Often, those who fall into that category resort to white lies, saying they are single, mentally unstable or pregnant out of wedlock, in order to eliminate obstacles – which is the reason why more than 96 percent of women who seek legal abortions are able to have them.

It is to this committee that the two lawmakers proposed adding a religious authority, in order to “help explain” any religious issues she might have.

In reality, if a woman has several hundred dollars, obtaining a private abortion in a doctor’s clinic and sidestepping the panels is much more efficient. Though technically such physicians are breaking an unenforced law, the practice is common and widespread, allowing any woman – regardless of marital status, age or personal situation – to obtain an abortion discreetly and far more quickly than the official process.

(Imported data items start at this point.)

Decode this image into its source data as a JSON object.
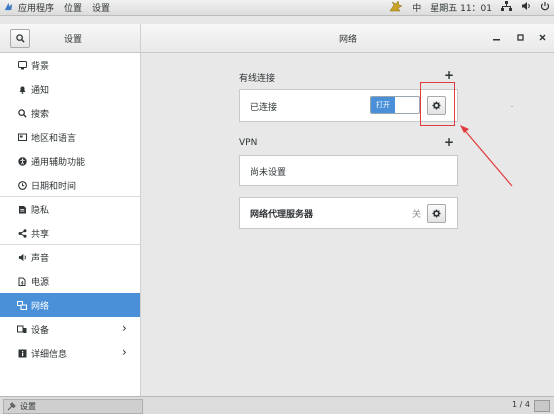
{
  "topbar": {
    "menu": [
      "应用程序",
      "位置",
      "设置"
    ],
    "input_method": "中",
    "clock": "星期五 11：01"
  },
  "header": {
    "sidebar_title": "设置",
    "main_title": "网络"
  },
  "sidebar": {
    "items": [
      {
        "label": "背景",
        "icon": "background-icon"
      },
      {
        "label": "通知",
        "icon": "bell-icon"
      },
      {
        "label": "搜索",
        "icon": "search-icon"
      },
      {
        "label": "地区和语言",
        "icon": "flag-icon"
      },
      {
        "label": "通用辅助功能",
        "icon": "accessibility-icon"
      },
      {
        "label": "日期和时间",
        "icon": "clock-icon"
      },
      {
        "label": "隐私",
        "icon": "privacy-icon"
      },
      {
        "label": "共享",
        "icon": "share-icon"
      },
      {
        "label": "声音",
        "icon": "speaker-icon"
      },
      {
        "label": "电源",
        "icon": "power-icon"
      },
      {
        "label": "网络",
        "icon": "network-icon",
        "active": true
      },
      {
        "label": "设备",
        "icon": "devices-icon"
      },
      {
        "label": "详细信息",
        "icon": "info-icon"
      }
    ]
  },
  "wired": {
    "title": "有线连接",
    "status": "已连接",
    "switch_label": "打开"
  },
  "vpn": {
    "title": "VPN",
    "empty": "尚未设置"
  },
  "proxy": {
    "title": "网络代理服务器",
    "state": "关"
  },
  "taskbar": {
    "task_label": "设置",
    "pager": "1 / 4"
  },
  "colors": {
    "accent": "#4a90d9",
    "annotation": "#e23b3b"
  }
}
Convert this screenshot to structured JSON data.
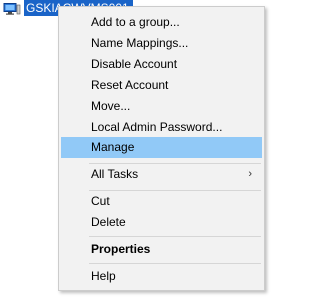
{
  "tree_node": {
    "label": "GSKIACWVMS001",
    "icon": "computer-icon"
  },
  "context_menu": {
    "items": [
      {
        "label": "Add to a group..."
      },
      {
        "label": "Name Mappings..."
      },
      {
        "label": "Disable Account"
      },
      {
        "label": "Reset Account"
      },
      {
        "label": "Move..."
      },
      {
        "label": "Local Admin Password..."
      },
      {
        "label": "Manage",
        "highlighted": true
      },
      {
        "label": "All Tasks",
        "submenu_arrow": "›"
      },
      {
        "label": "Cut"
      },
      {
        "label": "Delete"
      },
      {
        "label": "Properties",
        "bold": true
      },
      {
        "label": "Help"
      }
    ]
  },
  "colors": {
    "selection_bg": "#1a64c8",
    "highlight_bg": "#91c9f7",
    "menu_bg": "#f2f2f2"
  }
}
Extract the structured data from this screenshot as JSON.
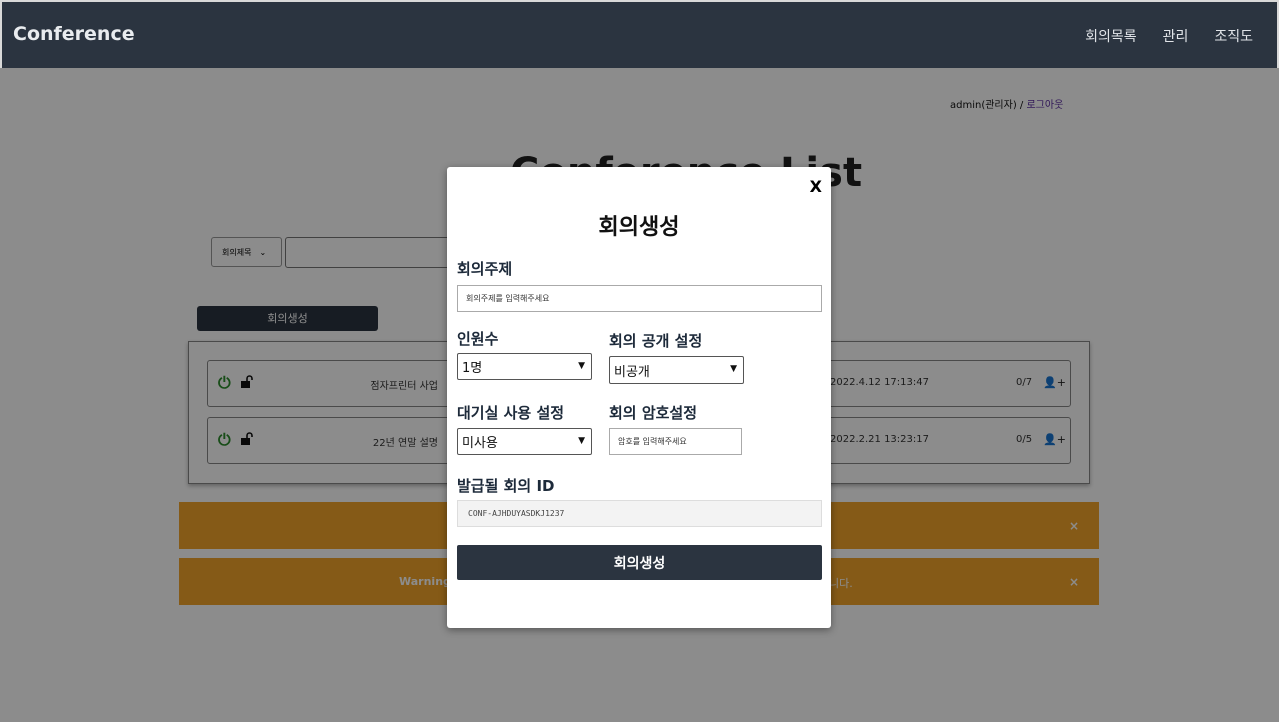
{
  "app": {
    "brand": "Conference"
  },
  "nav": {
    "items": [
      "회의목록",
      "관리",
      "조직도"
    ]
  },
  "user": {
    "name": "admin(관리자) / ",
    "logout": "로그아웃"
  },
  "page": {
    "title": "Conference List",
    "search_option": "회의제목",
    "create_button": "회의생성"
  },
  "conferences": [
    {
      "title": "점자프린터 사업",
      "date": "2022.4.12 17:13:47",
      "count": "0/7"
    },
    {
      "title": "22년 연말 설명",
      "date": "2022.2.21 13:23:17",
      "count": "0/5"
    }
  ],
  "alerts": [
    {
      "msg": "",
      "msg2": ""
    },
    {
      "msg": "Warning",
      "msg2": "니다."
    }
  ],
  "modal": {
    "close": "X",
    "title": "회의생성",
    "topic_label": "회의주제",
    "topic_placeholder": "회의주제를 입력해주세요",
    "people_label": "인원수",
    "people_value": "1명",
    "public_label": "회의 공개 설정",
    "public_value": "비공개",
    "waiting_label": "대기실 사용 설정",
    "waiting_value": "미사용",
    "password_label": "회의 암호설정",
    "password_placeholder": "암호를 입력해주세요",
    "id_label": "발급될 회의 ID",
    "id_value": "CONF-AJHDUYASDKJ1237",
    "submit": "회의생성"
  },
  "colors": {
    "navbar": "#2b3440",
    "alert": "#f2a52a",
    "power": "#2c8c2c"
  }
}
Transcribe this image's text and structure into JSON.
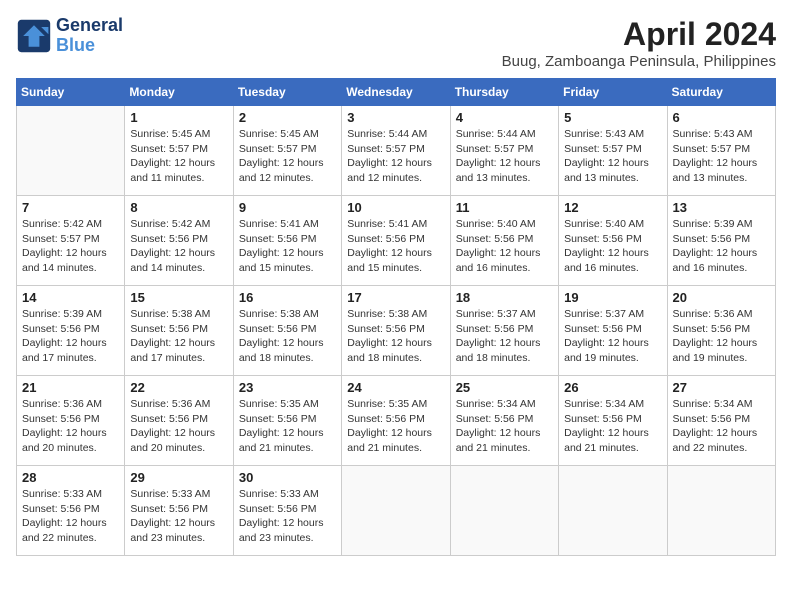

Before Monday’s Knesset hearing, Glick told Haaretz that he found the lack of accountability troubling. He complained that the authorities didn’t release abortion statistics regularly, and that it was problematic that nearly every woman who went before an abortion panel was approved for the procedure, and also that private abortions were regularly performed with no consequences.

Hajj Yahya said the purpose of the hearing was to explore the issue and find members of the coalition who would be willing to support introducing clergy onto the abortion panels – “not to pressure, but to explain.”

Before the hearing, the two lawmakers released statistics they had obtained. These showed that although the rate of legal abortions had dropped among the overall Israeli population, the number in the non-Jewish sector had climbed. It was notable, though, that the chairwoman of the committee, Aida Touma-Suliman – also a Joint List member – opposed the proposal as strongly as her counterparts in other parties.

And so it seems that, ironically, in a country where religious identity is central, and where the observant and secular, and Jews and Muslims clash so frequently, a quiet consensus seems to exist on the hot-button issue of abortion.

Attempts to rock the boat are few and far between. The last time a serious attempt was made to change the status quo was 2006, when a bill introduced by Galon – which would have eliminated the abortion committees – was soundly defeated by an overwhelming majority. Then-Health Minister Jacob Edery said that the government, led by Prime Minister Ehud Olmert, opposed the bill because it did not believe “now is the time to reopen this complicated and problematic discussion. We must remember that the termination of pregnancy is a complicated and sensitive social issue, and every change is a change in the status quo between different worldviews.”

Abortion also briefly hit the headlines in 2013, when the country’s two chief rabbis issued a letter in support of the Efrat antiabortion organization, saying they wanted to make “the wider public aware of the extreme seriousness involved in killing fetuses, which is like actual murder.”

Abortion in Israel is an area in which neither extreme is completely satisfied, but any movement toward real change is viewed with nervous suspicion.

Jewish and Muslim clerics don’t want abortion banned outright – neither religion utterly forbids it – but they surely wish that the committees weren’t so liberal in permitting abortions and that they weren’t so commonly obtained. And women’s advocates who believe in autonomy over their own bodies would clearly prefer it if the abortion panels didn’t exist at all, and showed this week that they deeply fear – and will fight furiously against – any new obstacles put in the way of a woman’s choice.